Re: [PATCH 0/4] pid: add pidctl()

From: Jann Horn
Date: Mon Mar 25 2019 - 17:15:52 EST


On Mon, Mar 25, 2019 at 9:40 PM Jonathan Kowalski <bl0pbl33p@xxxxxxxxx> wrote:
> On Mon, Mar 25, 2019 at 8:34 PM Jann Horn <jannh@xxxxxxxxxx> wrote:
> >
> > [...SNIP...]
> >
> > Please don't do that. /proc/$pid/fd refers to the set of file
> > descriptors the process has open, and semantically doesn't have much
> > to do with the identity of the process. If you want to have a procfs
> > directory entry for getting a pidfd, please add a new entry. (Although
> > I don't see the point in adding a new procfs entry for this when you
> > could instead have an ioctl or syscall operating on the procfs
> > directory fd.)
>
> There is no new entry. What I was saying (and I should have been
> clearer) is that the existing entry for the fd when open'd with
> O_DIRECTORY makes the kernel resolve the symlink to /proc/<PID> of the
> process it maps to, so it would become:
>
> int dirfd = open("/proc/self/fd/3", O_DIRECTORY|O_CLOEXEC);

That still seems really weird. This magically overloads O_DIRECTORY,
which means "fail if the thing is not a directory", to suddenly have
an entirely different meaning for one magical special type of file. On
top of that, unlike an ioctl or a new syscall, it doesn't convey
explicit intent and increases the risk of confused deputy issues.

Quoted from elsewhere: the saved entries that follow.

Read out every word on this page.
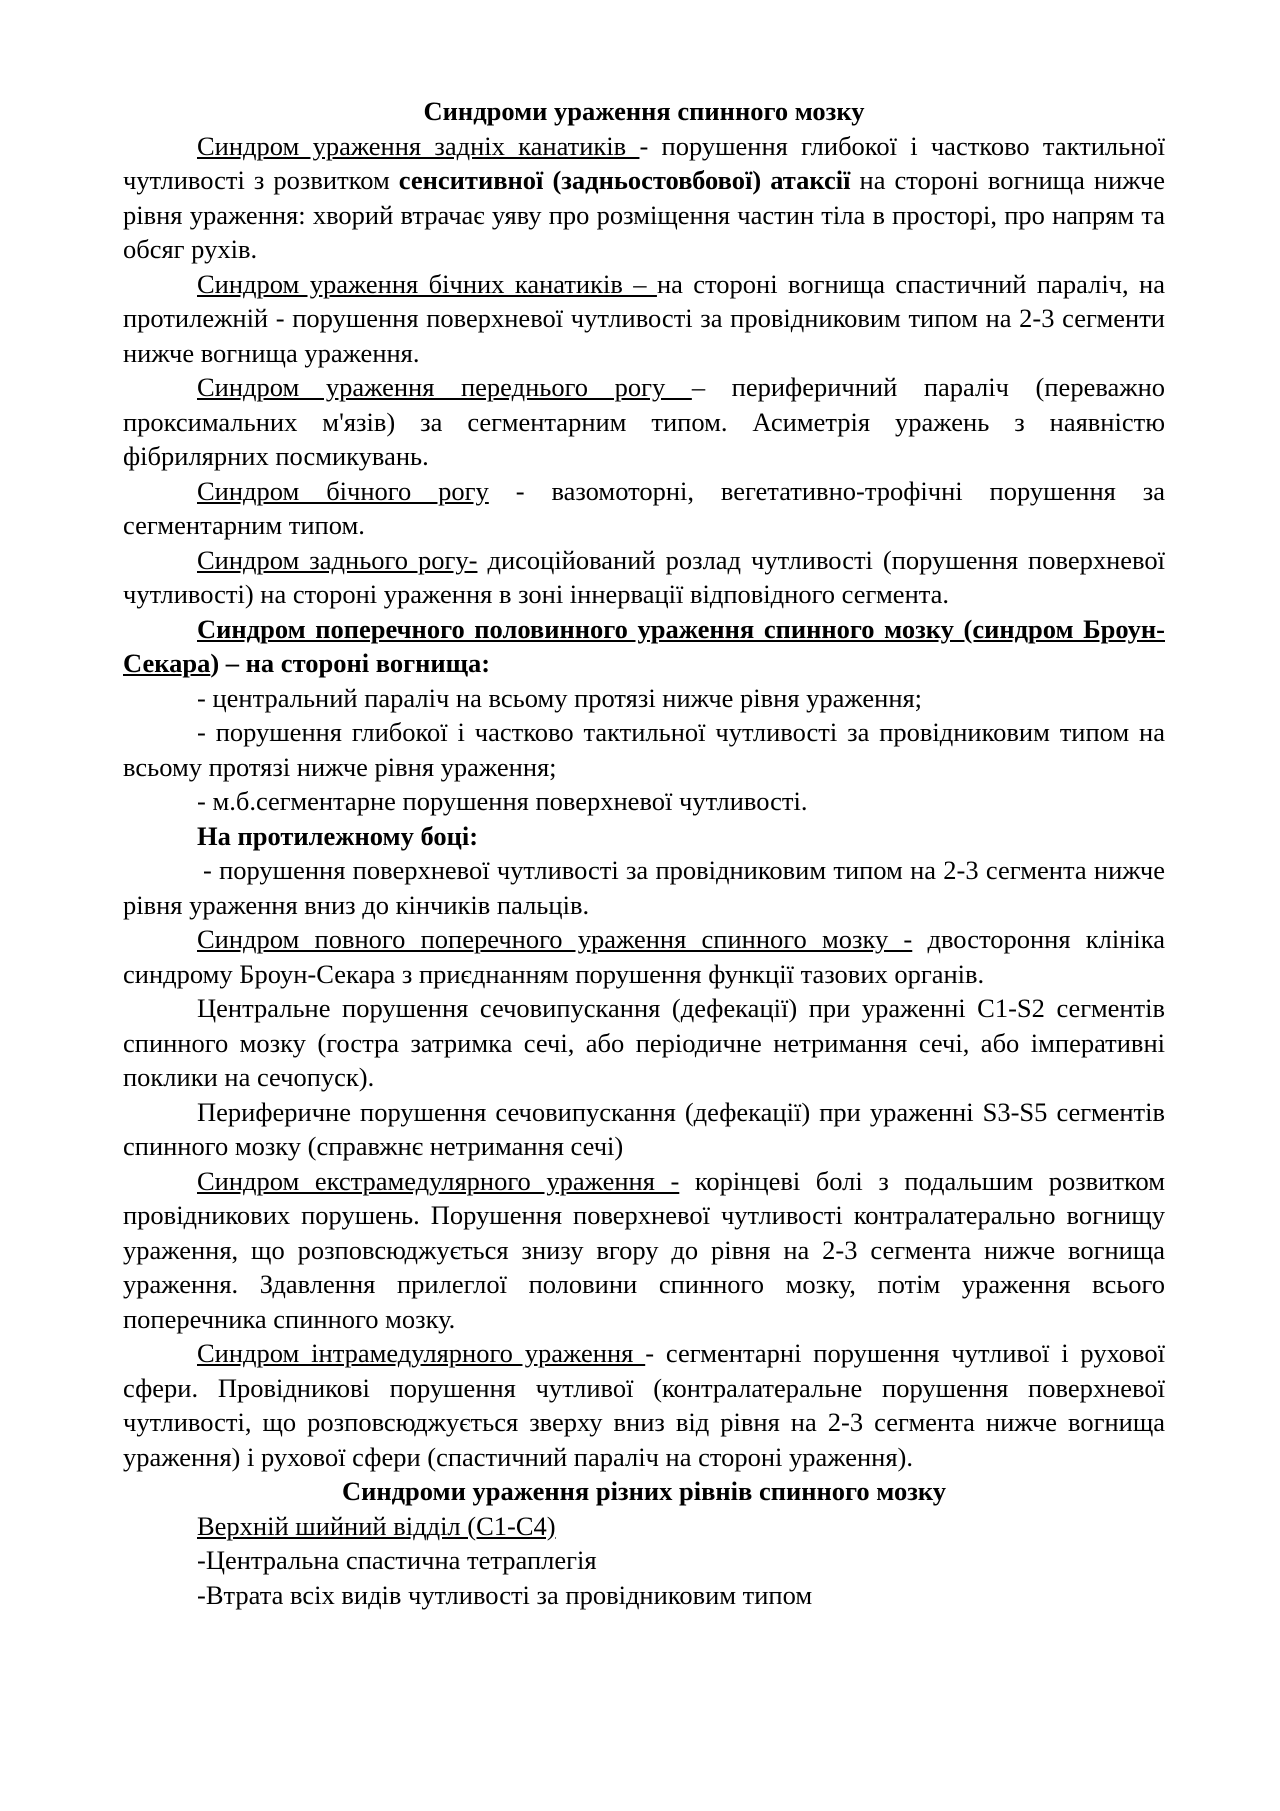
Синдроми ураження спинного мозку

Синдром ураження задніх канатиків - порушення глибокої і частково тактильної чутливості з розвитком сенситивної (задньостовбової) атаксії на стороні вогнища нижче рівня ураження: хворий втрачає уяву про розміщення частин тіла в просторі, про напрям та обсяг рухів.

Синдром ураження бічних канатиків – на стороні вогнища спастичний параліч, на протилежній - порушення поверхневої чутливості за провідниковим типом на 2-3 сегменти нижче вогнища ураження.

Синдром ураження переднього рогу – периферичний параліч (переважно проксимальних м'язів) за сегментарним типом. Асиметрія уражень з наявністю фібрилярних посмикувань.

Синдром бічного рогу - вазомоторні, вегетативно-трофічні порушення за сегментарним типом.

Синдром заднього рогу- дисоційований розлад чутливості (порушення поверхневої чутливості) на стороні ураження в зоні іннервації відповідного сегмента.

Синдром поперечного половинного ураження спинного мозку (синдром Броун-Секара) – на стороні вогнища:

- центральний параліч на всьому протязі нижче рівня ураження;

- порушення глибокої і частково тактильної чутливості за провідниковим типом на всьому протязі нижче рівня ураження;

- м.б.сегментарне порушення поверхневої чутливості.

На протилежному боці:

- порушення поверхневої чутливості за провідниковим типом на 2-3 сегмента нижче рівня ураження вниз до кінчиків пальців.

Синдром повного поперечного ураження спинного мозку - двостороння клініка синдрому Броун-Секара з приєднанням порушення функції тазових органів.

Центральне порушення сечовипускання (дефекації) при ураженні С1-S2 сегментів спинного мозку (гостра затримка сечі, або періодичне нетримання сечі, або імперативні поклики на сечопуск).

Периферичне порушення сечовипускання (дефекації) при ураженні S3-S5 сегментів спинного мозку (справжнє нетримання сечі)

Синдром екстрамедулярного ураження - корінцеві болі з подальшим розвитком провідникових порушень. Порушення поверхневої чутливості контралатерально вогнищу ураження, що розповсюджується знизу вгору до рівня на 2-3 сегмента нижче вогнища ураження. Здавлення прилеглої половини спинного мозку, потім ураження всього поперечника спинного мозку.

Синдром інтрамедулярного ураження - сегментарні порушення чутливої і рухової сфери. Провідникові порушення чутливої (контралатеральне порушення поверхневої чутливості, що розповсюджується зверху вниз від рівня на 2-3 сегмента нижче вогнища ураження) і рухової сфери (спастичний параліч на стороні ураження).

Синдроми ураження різних рівнів спинного мозку

Верхній шийний відділ (С1-С4)

-Центральна спастична тетраплегія

-Втрата всіх видів чутливості за провідниковим типом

> This also means you cannot cross the filesystem boundry, the said
> process needs to have a visible entry (which would mean hidepid= and
> gid= based access controls are honored), and you can only open the
> dirfd of a process in the current ns (as the PID will not map to an
> existent process if the pidfd maps to a process not in the same or
> children pid ns, in fdinfo it lists -1 in the pid field (we might not
> even need fdinfo anymore)).

AFAICS that doesn't have anything to do with whether you do this as a
syscall, as an ioctl, or as a jumped symlink. The kernel would have to
do the same security checks in any of those cases - only a classic,
non-jumped symlink would implicitly go through the existing permission
checks. And if you implement this with a non-jumped symlink, you get
races.